The difference between the two examples is story—THE STORY PROCESS. There's a story reason, a craft reason, why one left you cold and the other got to you.
Your coworker has his stories, and you have yours. We all have our stories. That's what's nice about this art. In order to survive in life, you must have skills—life skills. And LIFE SKILLS ARE STORY SKILLS. They both come from the same place. As I said earlier, that's the big
difference between this art and others such as music or painting. You don't have to know how to play the piano or paint a portrait in order to survive on the street, but you damn well better be aware of what's going on around you and how you feel about it and what to do to protect yourself. It's not just on the street. You have to have the same kind of social skills and awareness to get along in any personal relationship. So, with stories YOU HAVE EVERYTHING YOU NEED ALREADY.
Now, that's good, but it's also bad. Good because with determination anyone can master this craft, since most of it is mastering yourself and using what you already have. Bad because it's so familiar. You've been there, so you may feel you know more than you do. In the midst of a compelling story, you may often feel so connected that you think, Ah. This is how it works. You feel so strongly that you think there's nothing to it, that writing a story is just like life. Like life, yes. But not life itself.
Creating stories is a special craft—a special way of capturing reality on the page. It feels real, but it isn't. You can't just break off a piece of reality and stick it on the page. It won't work. It won't work because fiction is concentrated, heightened,
intensified reality. It's the essence of reality. All reality doesn't contain such essence or truth, but all fiction must. You, the author, must create it. So even though you already have everything you need, you have to learn how to use it. That's craft. That's technique. That's what you get from this course. That's where we're going, after the theory.
STORY AS NEED
We don't just happen to have stories. We need them. The story process involves the kinds of experiences we must talk about, experiences we can't wait to tell someone, experiences we can't stand not to talk about.

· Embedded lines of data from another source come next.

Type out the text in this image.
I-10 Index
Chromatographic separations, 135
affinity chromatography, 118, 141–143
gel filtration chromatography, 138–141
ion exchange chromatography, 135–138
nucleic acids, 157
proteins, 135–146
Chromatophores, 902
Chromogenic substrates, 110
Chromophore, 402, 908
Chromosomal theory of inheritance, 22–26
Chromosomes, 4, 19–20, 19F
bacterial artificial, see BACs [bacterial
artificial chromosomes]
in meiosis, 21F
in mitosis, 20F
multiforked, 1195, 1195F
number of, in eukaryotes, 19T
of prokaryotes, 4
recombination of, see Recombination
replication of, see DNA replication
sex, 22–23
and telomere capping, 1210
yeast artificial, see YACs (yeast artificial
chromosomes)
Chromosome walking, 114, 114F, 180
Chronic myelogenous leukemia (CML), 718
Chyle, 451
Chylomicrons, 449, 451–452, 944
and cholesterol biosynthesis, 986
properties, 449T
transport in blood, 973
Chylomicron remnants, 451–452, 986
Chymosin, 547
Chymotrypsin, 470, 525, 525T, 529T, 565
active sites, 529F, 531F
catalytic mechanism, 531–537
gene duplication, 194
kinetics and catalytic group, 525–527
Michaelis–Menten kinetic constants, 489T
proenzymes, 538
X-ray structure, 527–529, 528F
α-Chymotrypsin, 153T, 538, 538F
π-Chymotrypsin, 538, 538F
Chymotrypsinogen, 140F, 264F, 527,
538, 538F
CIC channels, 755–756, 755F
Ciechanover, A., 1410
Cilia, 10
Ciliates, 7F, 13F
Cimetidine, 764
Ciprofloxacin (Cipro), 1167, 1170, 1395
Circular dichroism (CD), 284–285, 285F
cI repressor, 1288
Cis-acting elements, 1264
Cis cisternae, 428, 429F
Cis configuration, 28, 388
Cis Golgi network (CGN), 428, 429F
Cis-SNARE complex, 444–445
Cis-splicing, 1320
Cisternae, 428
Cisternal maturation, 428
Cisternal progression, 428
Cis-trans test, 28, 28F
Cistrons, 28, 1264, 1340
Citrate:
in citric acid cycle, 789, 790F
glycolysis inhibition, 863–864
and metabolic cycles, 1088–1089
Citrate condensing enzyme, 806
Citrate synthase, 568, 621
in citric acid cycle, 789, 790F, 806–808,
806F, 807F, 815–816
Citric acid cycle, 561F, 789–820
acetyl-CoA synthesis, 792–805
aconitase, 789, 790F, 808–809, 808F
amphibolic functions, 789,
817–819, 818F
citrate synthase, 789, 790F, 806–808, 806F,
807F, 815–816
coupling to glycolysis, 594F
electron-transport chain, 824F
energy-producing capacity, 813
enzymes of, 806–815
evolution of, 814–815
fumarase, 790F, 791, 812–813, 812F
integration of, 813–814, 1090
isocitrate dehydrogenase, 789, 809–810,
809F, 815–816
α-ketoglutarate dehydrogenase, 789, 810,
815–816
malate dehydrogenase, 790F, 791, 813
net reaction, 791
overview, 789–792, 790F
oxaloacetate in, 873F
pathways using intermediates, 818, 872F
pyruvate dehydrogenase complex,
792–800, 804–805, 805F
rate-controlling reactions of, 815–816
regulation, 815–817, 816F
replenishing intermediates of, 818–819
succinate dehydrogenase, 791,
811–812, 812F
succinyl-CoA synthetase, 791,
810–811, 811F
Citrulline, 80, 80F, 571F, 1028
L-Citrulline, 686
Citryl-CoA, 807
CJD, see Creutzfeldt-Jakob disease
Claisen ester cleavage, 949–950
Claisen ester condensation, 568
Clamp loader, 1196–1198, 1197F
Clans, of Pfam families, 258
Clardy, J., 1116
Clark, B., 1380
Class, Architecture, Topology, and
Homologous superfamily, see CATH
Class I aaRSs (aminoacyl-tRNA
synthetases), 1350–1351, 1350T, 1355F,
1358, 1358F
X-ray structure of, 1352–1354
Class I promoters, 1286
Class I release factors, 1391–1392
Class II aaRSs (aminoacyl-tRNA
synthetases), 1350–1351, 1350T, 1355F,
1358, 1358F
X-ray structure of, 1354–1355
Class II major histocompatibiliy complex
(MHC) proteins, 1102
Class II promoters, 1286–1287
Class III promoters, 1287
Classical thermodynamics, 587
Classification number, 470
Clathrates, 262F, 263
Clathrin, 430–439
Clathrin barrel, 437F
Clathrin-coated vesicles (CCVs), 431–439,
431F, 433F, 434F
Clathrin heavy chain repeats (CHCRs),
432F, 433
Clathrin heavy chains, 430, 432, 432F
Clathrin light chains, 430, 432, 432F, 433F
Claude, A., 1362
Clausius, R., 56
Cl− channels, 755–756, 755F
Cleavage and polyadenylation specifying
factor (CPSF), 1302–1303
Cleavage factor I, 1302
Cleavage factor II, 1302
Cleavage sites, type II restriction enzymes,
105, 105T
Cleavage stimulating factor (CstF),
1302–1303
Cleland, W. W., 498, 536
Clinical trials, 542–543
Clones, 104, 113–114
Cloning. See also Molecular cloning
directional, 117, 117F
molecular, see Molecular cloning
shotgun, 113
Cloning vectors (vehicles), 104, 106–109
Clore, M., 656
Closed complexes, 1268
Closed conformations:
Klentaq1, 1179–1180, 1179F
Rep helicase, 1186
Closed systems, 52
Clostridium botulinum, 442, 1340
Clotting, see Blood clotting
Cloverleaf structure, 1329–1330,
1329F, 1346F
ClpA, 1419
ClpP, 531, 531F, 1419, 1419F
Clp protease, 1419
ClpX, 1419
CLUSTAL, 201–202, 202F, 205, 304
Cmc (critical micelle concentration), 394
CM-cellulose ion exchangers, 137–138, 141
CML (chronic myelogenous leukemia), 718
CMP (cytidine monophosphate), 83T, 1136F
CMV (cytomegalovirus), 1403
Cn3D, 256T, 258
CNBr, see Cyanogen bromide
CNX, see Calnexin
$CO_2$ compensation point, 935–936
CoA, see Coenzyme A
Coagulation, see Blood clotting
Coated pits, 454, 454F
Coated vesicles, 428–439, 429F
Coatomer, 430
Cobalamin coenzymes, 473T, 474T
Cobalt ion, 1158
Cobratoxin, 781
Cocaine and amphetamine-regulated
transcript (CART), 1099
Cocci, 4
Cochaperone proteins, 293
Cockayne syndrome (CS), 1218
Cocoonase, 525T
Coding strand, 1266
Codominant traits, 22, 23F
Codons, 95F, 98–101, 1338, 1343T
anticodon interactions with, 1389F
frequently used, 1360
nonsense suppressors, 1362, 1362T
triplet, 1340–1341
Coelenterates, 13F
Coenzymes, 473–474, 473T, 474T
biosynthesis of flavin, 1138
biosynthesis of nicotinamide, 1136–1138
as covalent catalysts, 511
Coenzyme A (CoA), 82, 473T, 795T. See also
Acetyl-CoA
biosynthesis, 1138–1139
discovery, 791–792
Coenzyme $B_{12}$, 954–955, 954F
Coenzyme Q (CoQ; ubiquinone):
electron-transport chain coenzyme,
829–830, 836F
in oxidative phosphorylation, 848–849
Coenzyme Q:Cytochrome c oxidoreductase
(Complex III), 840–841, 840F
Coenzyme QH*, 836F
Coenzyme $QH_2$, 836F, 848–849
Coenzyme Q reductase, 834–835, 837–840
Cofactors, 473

If a man comes home from work, flops into a chair, and says to his wife, "I almost didn't make it home tonight," he's had the kind of experience he needs to talk about and his wife now needs to hear. "Some idiot," he says, "cut me off on the expressway. When I blew my horn, he gave me the finger, so I gave it back to him." "No!" she says. "Yeah, and the crazy bastard pulled alongside and fired three shots into our engine." Now, can you imagine having had such an experience and keeping it to yourself? Or being the wife and not wanting to know what happened? No. Stories are how we live, how we relate—how we need to live and relate. The story process.
This need isn't limited to our own experiences. It reaches beyond us to the experiences of others several times removed—experiences we haven't witnessed, experiences that will not affect us in any way. Often, experiences that we only hear about, and that we're dying to pass along to someone else.
Suppose the same guy comes home from work and says to his wife, "Wait till you hear what this guy at work told me his buddy pulled on his wife."
Now, that's not his experience or the experience of the guy who told him, but the experience of another person he's never met. Yet he can't wait to tell his wife about what this other guy pulled on his wife. And, again, she wants to hear—and I'll bet you do too.
"He told his wife he was going on a business trip, withdrew twenty thousand dollars, and went to Vegas. He ran it up to eighty thousand dollars—then, guess what." "No!" she says. "Yep. Lost every penny."